Food isn’t software. It’s complex, expensive and intimate. It nourishes us all, every day. It can’t scale or change with the lightning speed made possible by overworked computer engineers sleeping in the office.
To suggest otherwise may divert resources — $2.8 billion so far, according to the Good Food Institute — from other, more time-sensitive projects, while allowing people to believe that a quick fix to our meat problem is at hand. But it also hurts the cultured meat companies themselves. So far, their approach has been to promise the moon and then slowly slide back the goalposts. That’s a risky strategy, to say the least.
Which is not to say they shouldn’t try for the moon. Breakthroughs do happen. Rather, it’s to say that venture capital — with its short attention span and expectation of a quick return — is the wrong tool for the job. This isn’t ridesharing apps vs. taxis. It’s something far more wide-reaching and profound. It’s the project of a generation, maybe several generations, if it doesn’t flame out first.
Some of cultured meat’s strongest supporters have espoused this very argument. Last year, the authors of “Cultured Meat Needs a Mission and not a Race to Market,” published in the journal Nature, urged cultured meat to change its core model. Instead of focusing on outdoing one another with ramped-up product launches, companies should embrace something much more collegial and adaptive, they argued. (The authors included employees of New Harvest, a nonprofit taking a much more measured — if nonetheless ardent — approach focused on the need for scientific care and open-source research in the field.) They noted that we already have the historical precedent we need: the semiconductor industry, which came together in the 1970s when it became clear that the challenge was too great for any one company to solve. The only way to shape the future, the semiconductor pioneers realized, was with transparency, data sharing and collaboration.
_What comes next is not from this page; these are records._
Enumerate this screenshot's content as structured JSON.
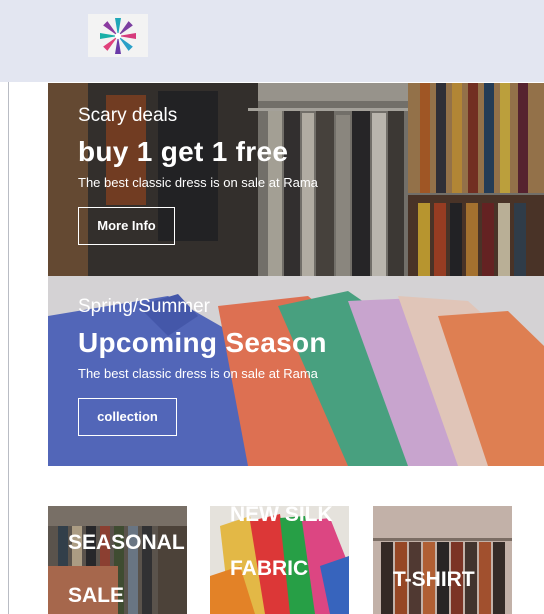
{
  "header": {
    "logo_icon": "flower-logo-icon"
  },
  "banners": [
    {
      "subtitle": "Scary deals",
      "headline": "buy 1 get 1 free",
      "description": "The best classic dress is on sale at Rama",
      "button_label": "More Info"
    },
    {
      "subtitle": "Spring/Summer",
      "headline": "Upcoming Season",
      "description": "The best classic dress is on sale at Rama",
      "button_label": "collection"
    }
  ],
  "categories": [
    {
      "line1": "SEASONAL",
      "line2": "SALE"
    },
    {
      "line1": "NEW SILK",
      "line2": "FABRIC"
    },
    {
      "line1": "T-SHIRT"
    }
  ],
  "colors": {
    "header_bg": "#e3e6f1",
    "banner_text": "#ffffff",
    "page_bg": "#ffffff"
  }
}
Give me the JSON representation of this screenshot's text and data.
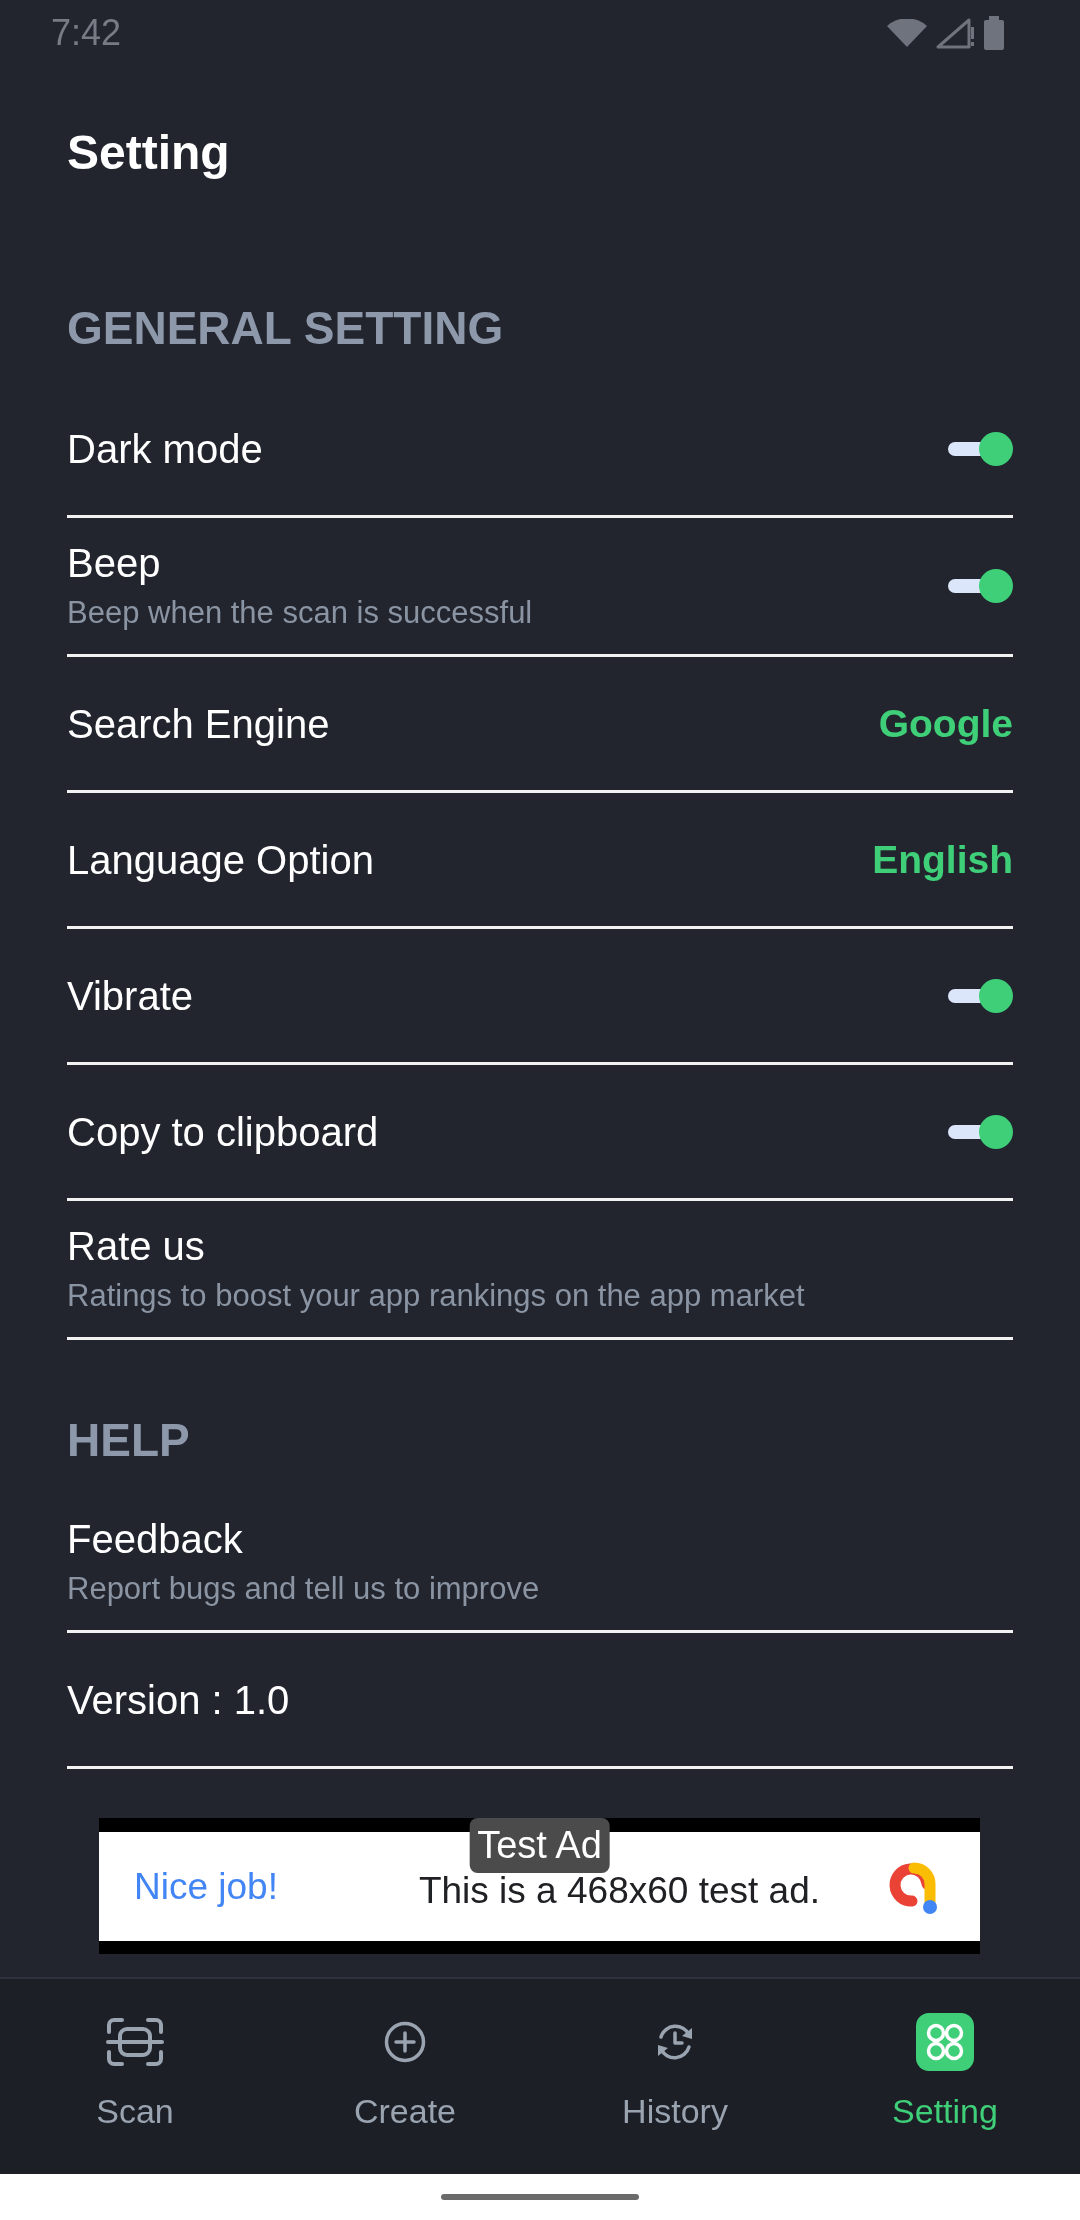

In a sense, the rapid boom-and-bust cycles we see right now in tech owe everything to this more moderated approach. Other people worked together for decades before Mark Zuckerberg was able to say “move fast and break things.”
Some in cultured meat will no doubt resist this approach. The transparency inherent to industry-wide roadmapping runs counter to the secretive and ultra-competitive culture of today’s Silicon Valley. But it would be the best way to succeed long-term — the obvious choice if this project is really about changing the world, and not just about raising money.